Nice kültür adamının ve eğitimcinin de yurdudur Kerkük ve havalisi: Atâ Terzibaşı, Ömer Öztürkmen, Enver Yakuboğlu, Suphi Saatçi, İsmet Hürmüzlü, Habib Hürmüzlü. Türk üniversite hayatının unutulmaz ismi İhsan Doğramacı da Irak Türklerindendir. Türk üniversitelerinde doktor ve yönetici olarak hizmet etmiş olan Ümit Akkoyunlu, Enver Hasanoğlu da o topraklardandır. Dr. Muzaffer Arslan, tarihçi Ekrem Pamukçu ve Eşref Buharalı, iktisatçı Mahir Nakip ve daha niceleri Türkiye’de önemli hizmetler gördüler. Ve nihayet benim meslektaşım, birlikte Dîvânu Lugâti’t-Türk’ü hazırladığımız Ziyat Akkoyunlu kardeşim. Buraya adlarını yazamadığım daha nice kültür, sanat ve eğitim adamı. Kerkük bir ziyalılar yurdudur aynı zamanda. Buradan, orada kalan kültür ve sanat adamlarına da selam gönderiyorum.
14 Temmuz 1959’da katledilen 36 şehidin, Atâ Hayrullah’ın, Kahveci Osman’ın ruhları hiç şüphesiz bugün Kerkük’ün üzerinde dolanıyor. Kerkük bir mukaddes şehitler yurdudur. Abdullah Abdurrahman’ın, Nejdet Koçak’ın, Adil Şerif’in, Rıza Demirci’nin, Halit Akkoyunlu’nun temiz ruhları da Kerkük semalarındadır.
Kerkük’ün aydınları Türkçüdür, Turancıdır. Bir yandan Türkçülüğü reddetmek, bir yandan da Abdurrahman Kızılay’dan “Altın hızma mülayim” dinlemek… Bu işte ne kadar samimiyet olduğu konusunu okuyucuların takdirine bırakıyorum. Ama hiç kimse bizim Türkçü olmak hakkımızı belirleyemez. Hiç kimse bizi partisinin il başkanı veya belediye başkanı sanmasın. Biz Türk’üz ve Türkçüyüz. Kerkük bizim yaramızdır. Şimdi Kerkük için yapılması gerekeni söylüyorum.
Türkmenler silahlanmalı ve askerî eğitim görmelidir. Kendi yurtlarını kendileri savunmalıdırlar. Bir halkın, kendi yurdunda kendisini savunmasına hiç kimse bir şey diyemez. Elbette Türkiye de bu konuda üzerine düşeni yapmalıdır.
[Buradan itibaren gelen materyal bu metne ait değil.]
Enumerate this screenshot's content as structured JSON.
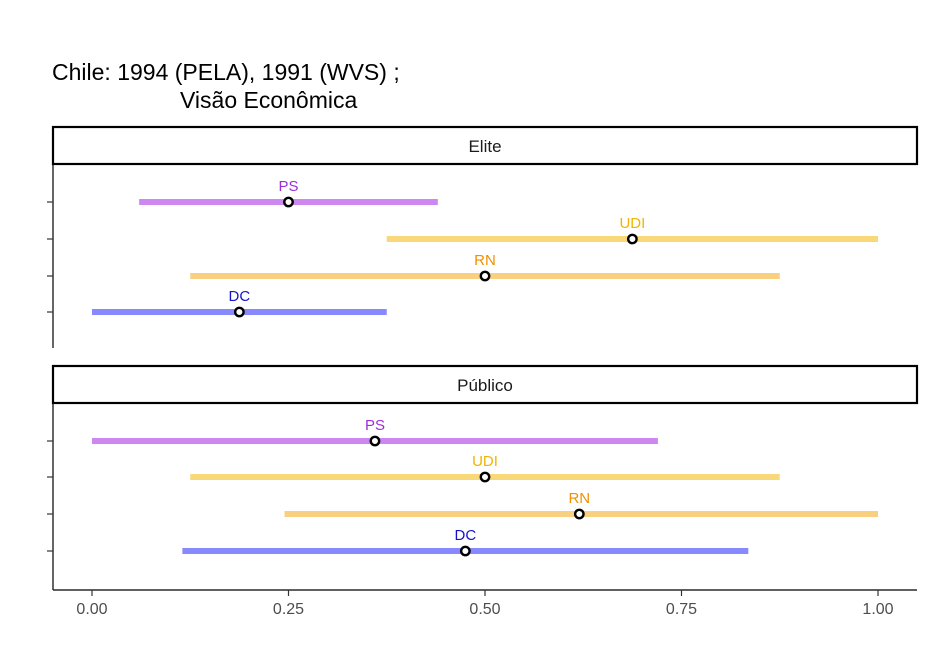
{
  "chart_data": {
    "type": "interval",
    "title_line1": "Chile: 1994 (PELA), 1991 (WVS) ;",
    "title_line2": "Visão Econômica",
    "x_ticks": [
      "0.00",
      "0.25",
      "0.50",
      "0.75",
      "1.00"
    ],
    "x_tick_values": [
      0,
      0.25,
      0.5,
      0.75,
      1.0
    ],
    "xlim": [
      -0.05,
      1.05
    ],
    "colors": {
      "PS": "#9b30d9",
      "UDI": "#f0b400",
      "RN": "#f09000",
      "DC": "#1414c8",
      "PS_bar": "#cc88f0",
      "UDI_bar": "#f8d878",
      "RN_bar": "#f8d080",
      "DC_bar": "#8888ff"
    },
    "panels": [
      {
        "label": "Elite",
        "rows": [
          {
            "party": "PS",
            "low": 0.06,
            "mid": 0.25,
            "high": 0.44
          },
          {
            "party": "UDI",
            "low": 0.375,
            "mid": 0.6875,
            "high": 1.0
          },
          {
            "party": "RN",
            "low": 0.125,
            "mid": 0.5,
            "high": 0.875
          },
          {
            "party": "DC",
            "low": 0.0,
            "mid": 0.1875,
            "high": 0.375
          }
        ]
      },
      {
        "label": "Público",
        "rows": [
          {
            "party": "PS",
            "low": 0.0,
            "mid": 0.36,
            "high": 0.72
          },
          {
            "party": "UDI",
            "low": 0.125,
            "mid": 0.5,
            "high": 0.875
          },
          {
            "party": "RN",
            "low": 0.245,
            "mid": 0.62,
            "high": 1.0
          },
          {
            "party": "DC",
            "low": 0.115,
            "mid": 0.475,
            "high": 0.835
          }
        ]
      }
    ]
  }
}
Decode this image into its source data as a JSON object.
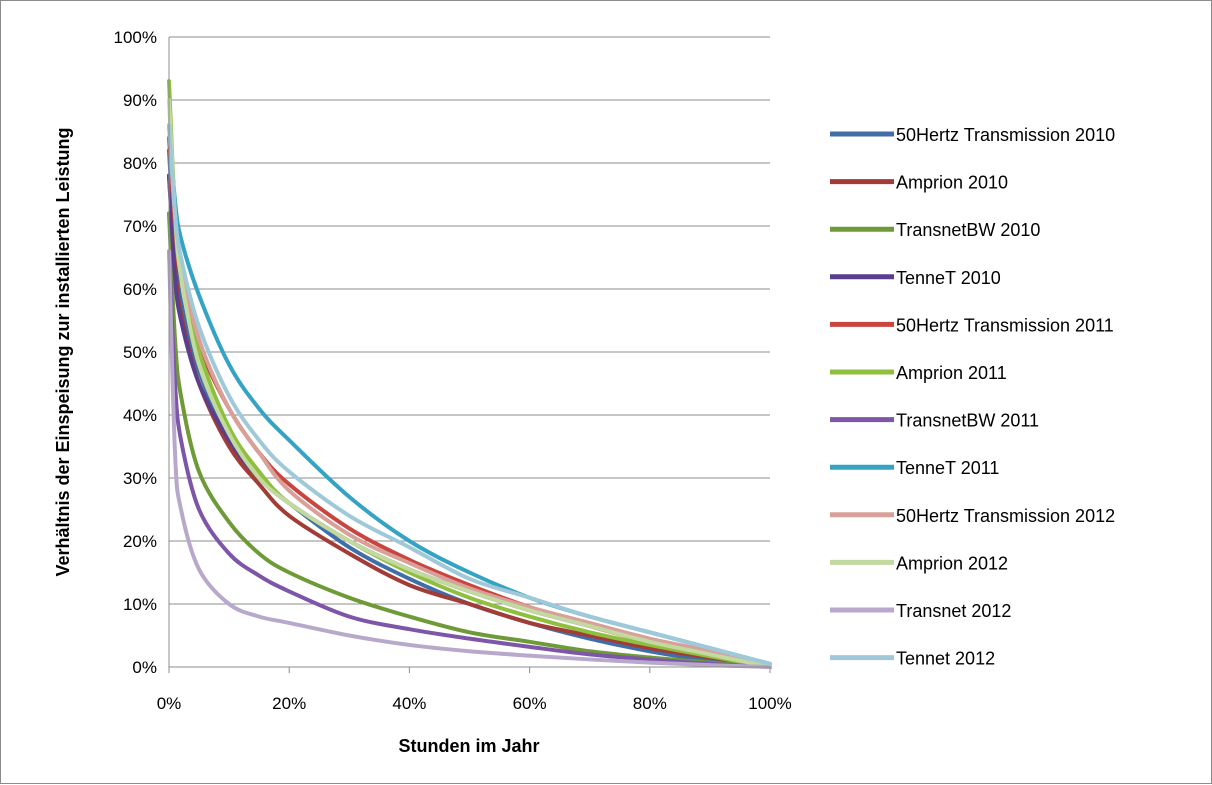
{
  "chart_data": {
    "type": "line",
    "title": "",
    "xlabel": "Stunden im Jahr",
    "ylabel": "Verhältnis der Einspeisung zur installierten Leistung",
    "xlim": [
      0,
      1
    ],
    "ylim": [
      0,
      1
    ],
    "x_ticks": [
      "0%",
      "20%",
      "40%",
      "60%",
      "80%",
      "100%"
    ],
    "y_ticks": [
      "0%",
      "10%",
      "20%",
      "30%",
      "40%",
      "50%",
      "60%",
      "70%",
      "80%",
      "90%",
      "100%"
    ],
    "grid": "horizontal",
    "legend_position": "right",
    "x": [
      0,
      0.01,
      0.02,
      0.05,
      0.1,
      0.15,
      0.2,
      0.3,
      0.4,
      0.5,
      0.6,
      0.7,
      0.8,
      0.9,
      1.0
    ],
    "series": [
      {
        "name": "50Hertz Transmission 2010",
        "color": "#3f6ea8",
        "values": [
          0.82,
          0.66,
          0.58,
          0.47,
          0.36,
          0.3,
          0.26,
          0.19,
          0.14,
          0.1,
          0.07,
          0.045,
          0.025,
          0.01,
          0.0
        ]
      },
      {
        "name": "Amprion 2010",
        "color": "#a33b36",
        "values": [
          0.78,
          0.64,
          0.56,
          0.45,
          0.35,
          0.29,
          0.24,
          0.18,
          0.13,
          0.1,
          0.07,
          0.05,
          0.03,
          0.015,
          0.0
        ]
      },
      {
        "name": "TransnetBW 2010",
        "color": "#6e9a38",
        "values": [
          0.72,
          0.52,
          0.43,
          0.31,
          0.23,
          0.18,
          0.15,
          0.11,
          0.08,
          0.055,
          0.04,
          0.025,
          0.015,
          0.007,
          0.0
        ]
      },
      {
        "name": "TenneT 2010",
        "color": "#5b3f8c",
        "values": [
          0.78,
          0.62,
          0.55,
          0.45,
          0.36,
          0.3,
          0.26,
          0.2,
          0.155,
          0.12,
          0.09,
          0.065,
          0.04,
          0.02,
          0.0
        ]
      },
      {
        "name": "50Hertz Transmission 2011",
        "color": "#c9453f",
        "values": [
          0.84,
          0.7,
          0.62,
          0.51,
          0.41,
          0.34,
          0.29,
          0.22,
          0.17,
          0.13,
          0.095,
          0.065,
          0.04,
          0.02,
          0.0
        ]
      },
      {
        "name": "Amprion 2011",
        "color": "#8ebf3f",
        "values": [
          0.93,
          0.72,
          0.62,
          0.5,
          0.38,
          0.31,
          0.26,
          0.2,
          0.15,
          0.11,
          0.08,
          0.055,
          0.035,
          0.017,
          0.0
        ]
      },
      {
        "name": "TransnetBW 2011",
        "color": "#7d56a8",
        "values": [
          0.66,
          0.45,
          0.36,
          0.25,
          0.18,
          0.145,
          0.12,
          0.08,
          0.06,
          0.045,
          0.032,
          0.02,
          0.012,
          0.005,
          0.0
        ]
      },
      {
        "name": "TenneT 2011",
        "color": "#35a3c4",
        "values": [
          0.86,
          0.74,
          0.68,
          0.59,
          0.48,
          0.41,
          0.36,
          0.27,
          0.2,
          0.15,
          0.11,
          0.08,
          0.055,
          0.03,
          0.005
        ]
      },
      {
        "name": "50Hertz Transmission 2012",
        "color": "#d9a09a",
        "values": [
          0.86,
          0.72,
          0.64,
          0.52,
          0.41,
          0.34,
          0.28,
          0.21,
          0.165,
          0.125,
          0.095,
          0.07,
          0.045,
          0.025,
          0.0
        ]
      },
      {
        "name": "Amprion 2012",
        "color": "#c2d9a0",
        "values": [
          0.9,
          0.72,
          0.62,
          0.48,
          0.37,
          0.3,
          0.26,
          0.2,
          0.155,
          0.12,
          0.09,
          0.065,
          0.04,
          0.02,
          0.0
        ]
      },
      {
        "name": "Transnet 2012",
        "color": "#b8a9cc",
        "values": [
          0.66,
          0.34,
          0.25,
          0.155,
          0.1,
          0.08,
          0.07,
          0.05,
          0.035,
          0.025,
          0.018,
          0.012,
          0.007,
          0.003,
          0.0
        ]
      },
      {
        "name": "Tennet 2012",
        "color": "#9fc9d9",
        "values": [
          0.86,
          0.72,
          0.65,
          0.54,
          0.43,
          0.36,
          0.31,
          0.24,
          0.19,
          0.14,
          0.11,
          0.08,
          0.055,
          0.03,
          0.005
        ]
      }
    ]
  }
}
Başka ülkeler ne yapıyorsa ve nasıl yapıyorsa Türkiye de aynı usullerle üzerine düşeni yapmalıdır. Bu iş uzun yıllar önce başlasaydı bugün orada bir Türk yönetimi olurdu. Fakat zararın neresinden dönülse kârdır. Bu iş, savsaklanmaya gelmez. Yükseklerden atıp hiçbir şey yapmamayı kaldırmaz. Bir iki hamle yapıp sonra geri adım atarak olmaz. İş, sürekli, istikrarlı ve planlı bir şekilde yapılmalıdır.
Kerkük Türk’tür ve Türk kalmalıdır. Bunu sağlayamayanlar… Noktalar bazen çok şey ifade eder. İnsanlar nokta koyarak bile bazen içindekileri dışa vurur. Tekrar nokta!